A espera

Perto, ficava a Estação Rodoviária. Esporadicamente, magotes de passageiros desciam a rampa calçada e despareciam com suas malas e valises. À noite, a luz mortiça projetava sombras densas nos semblantes que trafegavam pela rampa. Taxistas abordavam os viajantes, ofereciam corridas.

Lá adiante havia a BR, que cortava o perímetro urbano. Ônibus, carretas, utilitários, automóveis, vans e incontáveis motocicletas passavam, velozes. Viam-na pela rua paralela. Daí os veículos vistos de relance. Quando escurecia a luz alaranjada dos postes se refletia, num átimo, sobre os capôs.

E eles ali. A cerveja ia pela metade, esquentava nos copos americanos. Restos de linguiça, salada vinagrete e farofa descansavam nos pratos, entre os talheres.

- Esfriou um pouco. Mas estava quente de tarde – comentou o negro calvo. Não obteve resposta.

No restaurante havia prateleiras de vidro com amplo estoque de bebidas. A cachaça variada do sertão, do norte de Minas; vinho barato, intragável, conhaques populares; a vodca e o gim que invocavam terras geladas nos trópicos tórridos. Muito uísque, mesmo o barato, porque aquilo agradava a freguesia. Dava sensação de fartura, de riqueza.

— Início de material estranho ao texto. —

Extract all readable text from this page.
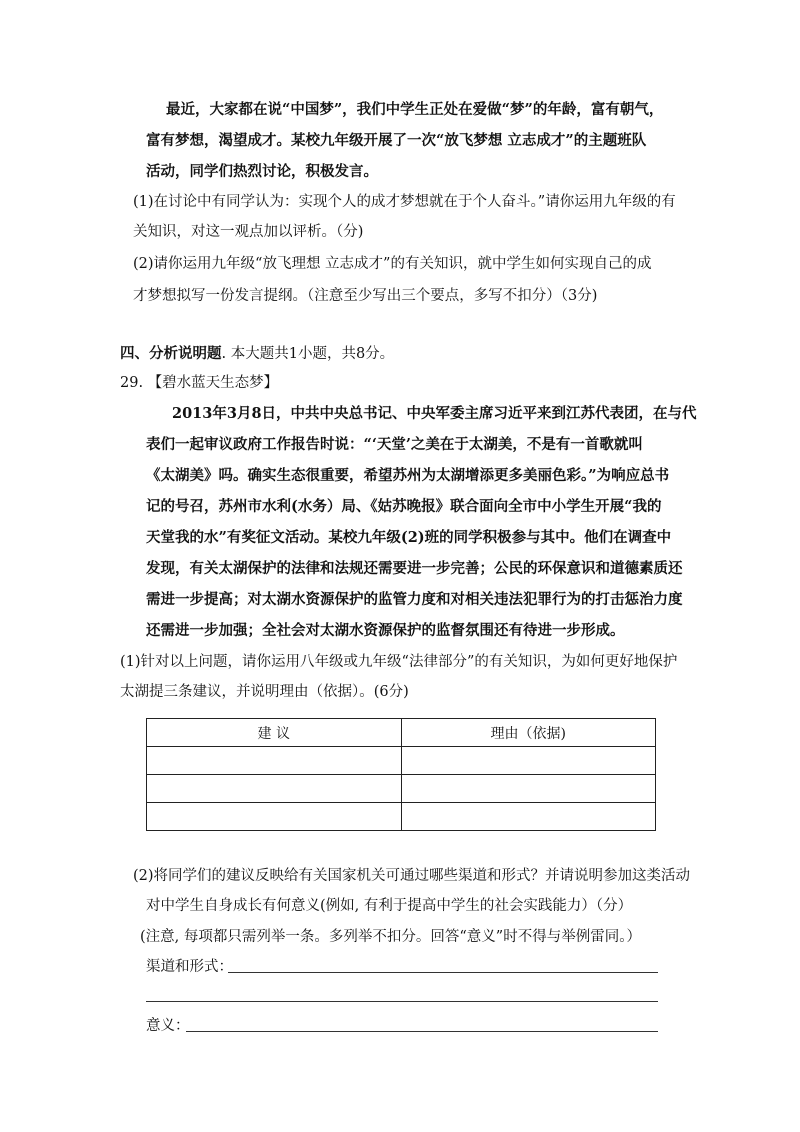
最近，大家都在说“中国梦”，我们中学生正处在爱做“梦”的年龄，富有朝气，
富有梦想，渴望成才。某校九年级开展了一次“放飞梦想 立志成才”的主题班队
活动，同学们热烈讨论，积极发言。
(1)在讨论中有同学认为：实现个人的成才梦想就在于个人奋斗。”请你运用九年级的有
关知识，对这一观点加以评析。（分)
(2)请你运用九年级“放飞理想 立志成才”的有关知识，就中学生如何实现自己的成
才梦想拟写一份发言提纲。（注意至少写出三个要点，多写不扣分）（3分)
四、分析说明题. 本大题共1小题，共8分。
29. 【碧水蓝天生态梦】
2013年3月8日，中共中央总书记、中央军委主席习近平来到江苏代表团，在与代
表们一起审议政府工作报告时说：“‘天堂’之美在于太湖美，不是有一首歌就叫
《太湖美》吗。确实生态很重要，希望苏州为太湖增添更多美丽色彩。”为响应总书
记的号召，苏州市水利(水务）局、《姑苏晚报》联合面向全市中小学生开展“我的
天堂我的水”有奖征文活动。某校九年级(2)班的同学积极参与其中。他们在调查中
发现，有关太湖保护的法律和法规还需要进一步完善；公民的环保意识和道德素质还
需进一步提高；对太湖水资源保护的监管力度和对相关违法犯罪行为的打击惩治力度
还需进一步加强；全社会对太湖水资源保护的监督氛围还有待进一步形成。
(1)针对以上问题，请你运用八年级或九年级“法律部分”的有关知识，为如何更好地保护
太湖提三条建议，并说明理由（依据）。(6分)
建 议	理由（依据)

(2)将同学们的建议反映给有关国家机关可通过哪些渠道和形式？并请说明参加这类活动
对中学生自身成长有何意义(例如, 有利于提高中学生的社会实践能力）（分）
(注意, 每项都只需列举一条。多列举不扣分。回答“意义”时不得与举例雷同。）
渠道和形式：
意义：
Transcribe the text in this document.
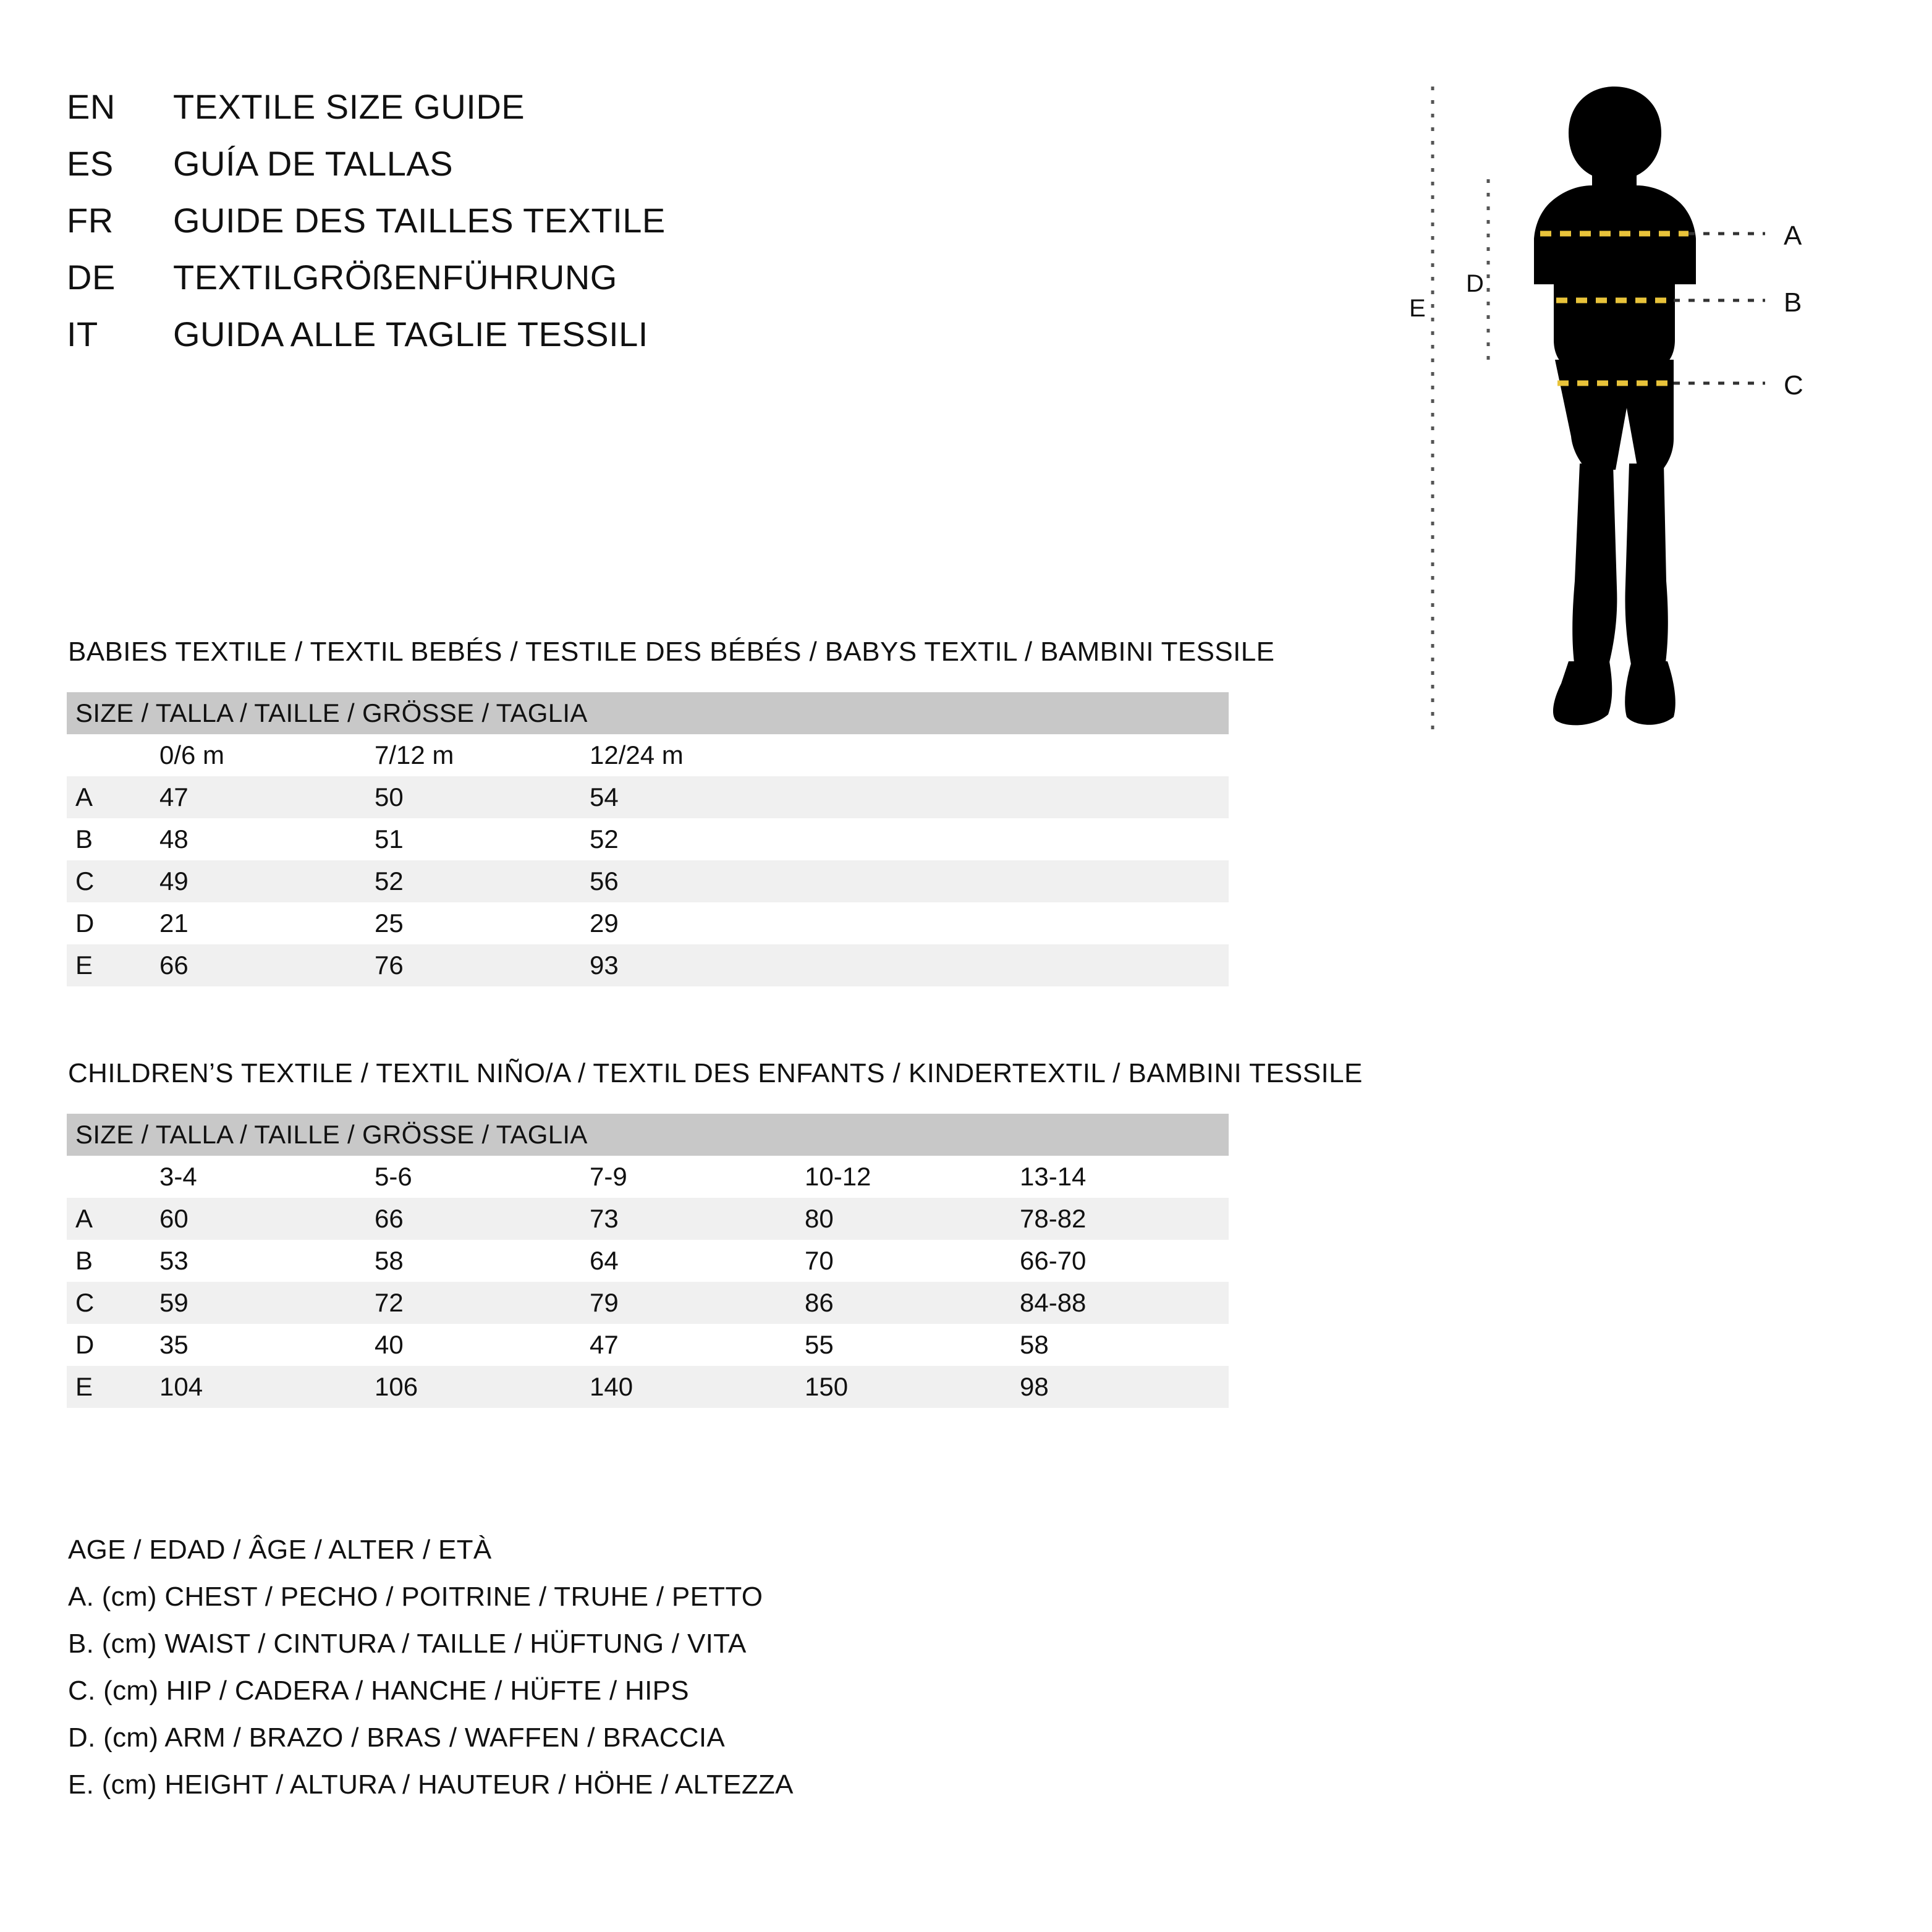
EN	TEXTILE SIZE GUIDE
ES	GUÍA DE TALLAS
FR	GUIDE DES TAILLES TEXTILE
DE	TEXTILGRÖßENFÜHRUNG
IT	GUIDA ALLE TAGLIE TESSILI
A
B
C
D
E
BABIES TEXTILE / TEXTIL BEBÉS / TESTILE DES BÉBÉS / BABYS TEXTIL / BAMBINI TESSILE
SIZE / TALLA / TAILLE / GRÖSSE / TAGLIA
0/6 m	7/12 m	12/24 m
A	47	50	54
B	48	51	52
C	49	52	56
D	21	25	29
E	66	76	93
CHILDREN’S TEXTILE / TEXTIL NIÑO/A / TEXTIL DES ENFANTS / KINDERTEXTIL / BAMBINI TESSILE
SIZE / TALLA / TAILLE / GRÖSSE / TAGLIA
3-4	5-6	7-9	10-12	13-14
A	60	66	73	80	78-82
B	53	58	64	70	66-70
C	59	72	79	86	84-88
D	35	40	47	55	58
E	104	106	140	150	98
AGE / EDAD / ÂGE / ALTER / ETÀ
A. (cm) CHEST / PECHO / POITRINE / TRUHE / PETTO
B. (cm) WAIST / CINTURA / TAILLE / HÜFTUNG / VITA
C. (cm) HIP / CADERA / HANCHE / HÜFTE / HIPS
D. (cm) ARM / BRAZO / BRAS / WAFFEN / BRACCIA
E. (cm) HEIGHT / ALTURA / HAUTEUR / HÖHE / ALTEZZA
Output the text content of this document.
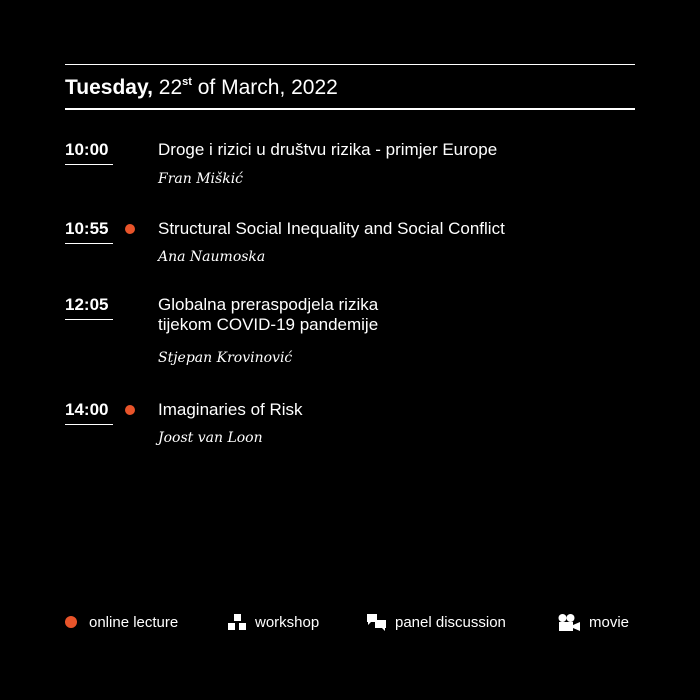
Tuesday, 22st of March, 2022
10:00	Droge i rizici u društvu rizika - primjer Europe
Fran Miškić
10:55	Structural Social Inequality and Social Conflict
Ana Naumoska
12:05	Globalna preraspodjela rizika
tijekom COVID-19 pandemije
Stjepan Krovinović
14:00	Imaginaries of Risk
Joost van Loon
online lecture	workshop	panel discussion	movie
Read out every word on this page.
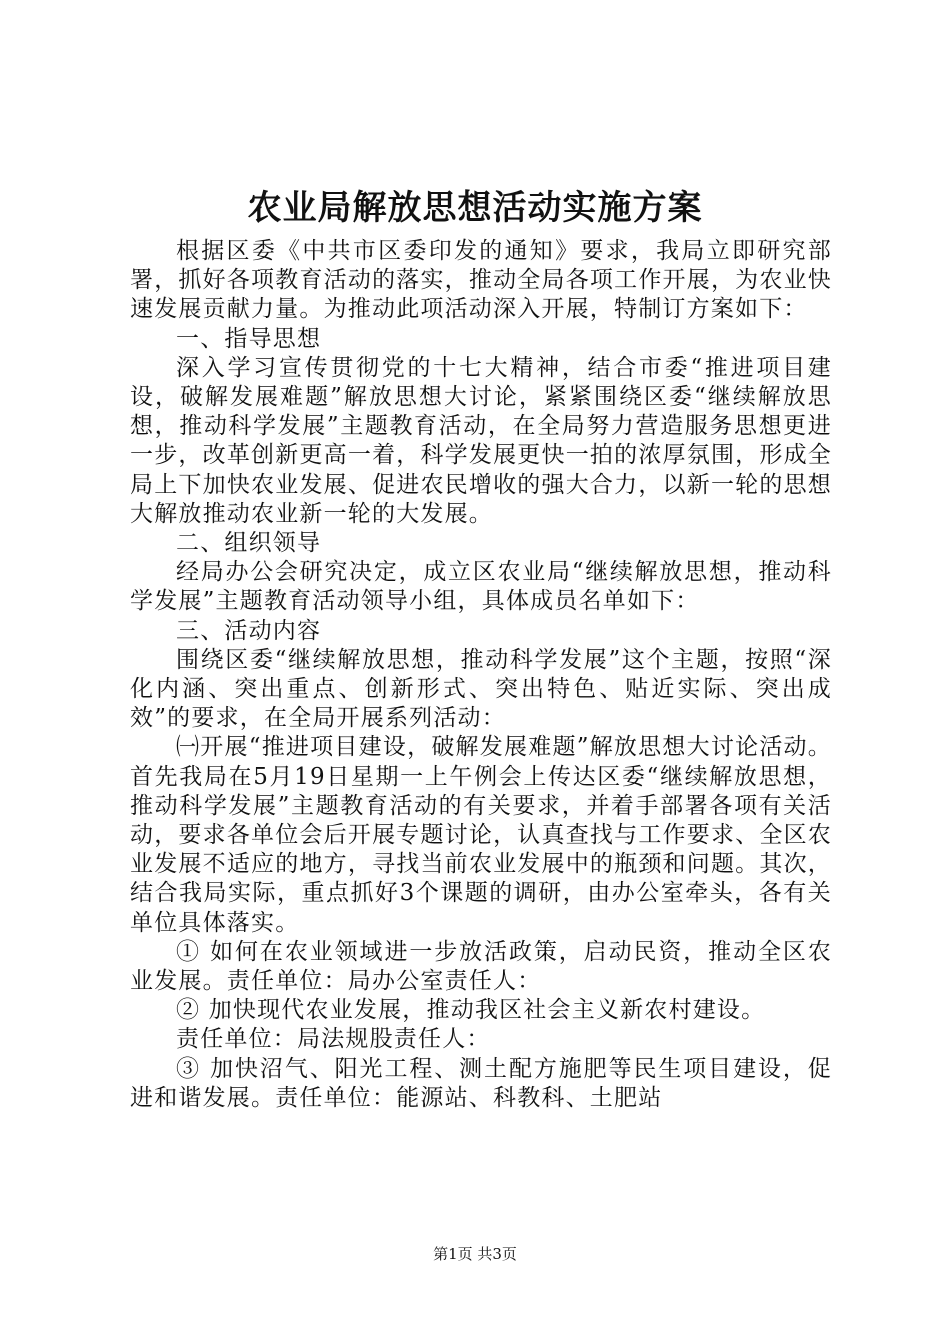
农业局解放思想活动实施方案

根据区委《中共市区委印发的通知》要求，我局立即研究部署，抓好各项教育活动的落实，推动全局各项工作开展，为农业快速发展贡献力量。为推动此项活动深入开展，特制订方案如下：

一、指导思想

深入学习宣传贯彻党的十七大精神，结合市委“推进项目建设，破解发展难题”解放思想大讨论，紧紧围绕区委“继续解放思想，推动科学发展”主题教育活动，在全局努力营造服务思想更进一步，改革创新更高一着，科学发展更快一拍的浓厚氛围，形成全局上下加快农业发展、促进农民增收的强大合力，以新一轮的思想大解放推动农业新一轮的大发展。

二、组织领导

经局办公会研究决定，成立区农业局“继续解放思想，推动科学发展”主题教育活动领导小组，具体成员名单如下：

三、活动内容

围绕区委“继续解放思想，推动科学发展”这个主题，按照“深化内涵、突出重点、创新形式、突出特色、贴近实际、突出成效”的要求，在全局开展系列活动：

㈠开展“推进项目建设，破解发展难题”解放思想大讨论活动。首先我局在5月19日星期一上午例会上传达区委“继续解放思想，推动科学发展”主题教育活动的有关要求，并着手部署各项有关活动，要求各单位会后开展专题讨论，认真查找与工作要求、全区农业发展不适应的地方，寻找当前农业发展中的瓶颈和问题。其次，结合我局实际，重点抓好3个课题的调研，由办公室牵头，各有关单位具体落实。

① 如何在农业领域进一步放活政策，启动民资，推动全区农业发展。责任单位：局办公室责任人：

② 加快现代农业发展，推动我区社会主义新农村建设。

责任单位：局法规股责任人：

③ 加快沼气、阳光工程、测土配方施肥等民生项目建设，促进和谐发展。责任单位：能源站、科教科、土肥站

第1页 共3页
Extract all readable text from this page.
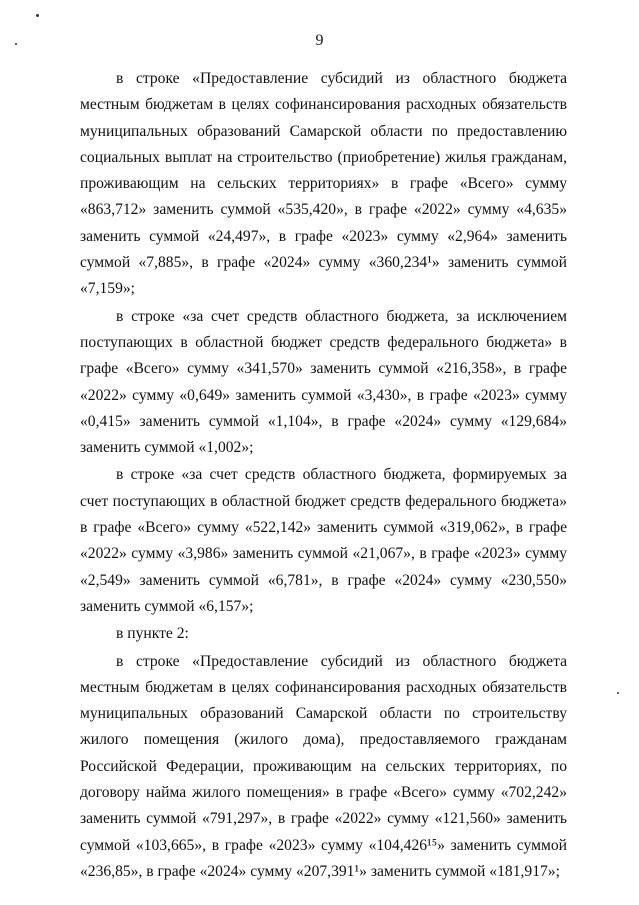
9

в строке «Предоставление субсидий из областного бюджета местным бюджетам в целях софинансирования расходных обязательств муниципальных образований Самарской области по предоставлению социальных выплат на строительство (приобретение) жилья гражданам, проживающим на сельских территориях» в графе «Всего» сумму «863,712» заменить суммой «535,420», в графе «2022» сумму «4,635» заменить суммой «24,497», в графе «2023» сумму «2,964» заменить суммой «7,885», в графе «2024» сумму «360,234¹» заменить суммой «7,159»;

в строке «за счет средств областного бюджета, за исключением поступающих в областной бюджет средств федерального бюджета» в графе «Всего» сумму «341,570» заменить суммой «216,358», в графе «2022» сумму «0,649» заменить суммой «3,430», в графе «2023» сумму «0,415» заменить суммой «1,104», в графе «2024» сумму «129,684» заменить суммой «1,002»;

в строке «за счет средств областного бюджета, формируемых за счет поступающих в областной бюджет средств федерального бюджета» в графе «Всего» сумму «522,142» заменить суммой «319,062», в графе «2022» сумму «3,986» заменить суммой «21,067», в графе «2023» сумму «2,549» заменить суммой «6,781», в графе «2024» сумму «230,550» заменить суммой «6,157»;

в пункте 2:

в строке «Предоставление субсидий из областного бюджета местным бюджетам в целях софинансирования расходных обязательств муниципальных образований Самарской области по строительству жилого помещения (жилого дома), предоставляемого гражданам Российской Федерации, проживающим на сельских территориях, по договору найма жилого помещения» в графе «Всего» сумму «702,242» заменить суммой «791,297», в графе «2022» сумму «121,560» заменить суммой «103,665», в графе «2023» сумму «104,426¹⁵» заменить суммой «236,85», в графе «2024» сумму «207,391¹» заменить суммой «181,917»;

Canções se sucediam, estridentes. Forrós antigos. Alusões ao sertão agreste, que ficava mais acima, ao norte. O de barba ruiva, rala, de cabelo rente, acariciou o rosto com um gesto amplo. Filosofou:

- Só lembro de Marlene. Lá de Peritoró. Cantava muito isso. Peritoró, lá no Maranhão – explicou e invocou, com o olhar perdido, dias distantes.

Garçons, trajando camisetas, iam e vinham, com espetos fornidos com carne, frango, linguiça, porco, bode. A fumaça gordurosa dos fogareiros subia, ganhava a noite de estrelas pálidas. A luz citadina embaçava as estrelas.

- É chão aquela BR 316 – comentou o negro, abrindo muito os olhos para reforçar o comentário. Vestiam blusões jeans, surrados.

Silenciaram.

Depois notaram o sujeito que se aproximava. Branco, baixo, bem vestido, meia-idade. Agasalho fino, de grife. Valise preta, tamanho médio. Sentou numa mesa no bar ali ao lado, mas bem perto deles. Acomodou a valise junto ao sapato preto, lustroso. O gesto discreto mobilizou o garçom.

- Um conhaque.

Pediu e bebeu com prazer. Depois se informou sobre refeição. Escolheu, sem entusiasmo, o prato feito de frango na brasa. Decidiu encarar uma cerveja.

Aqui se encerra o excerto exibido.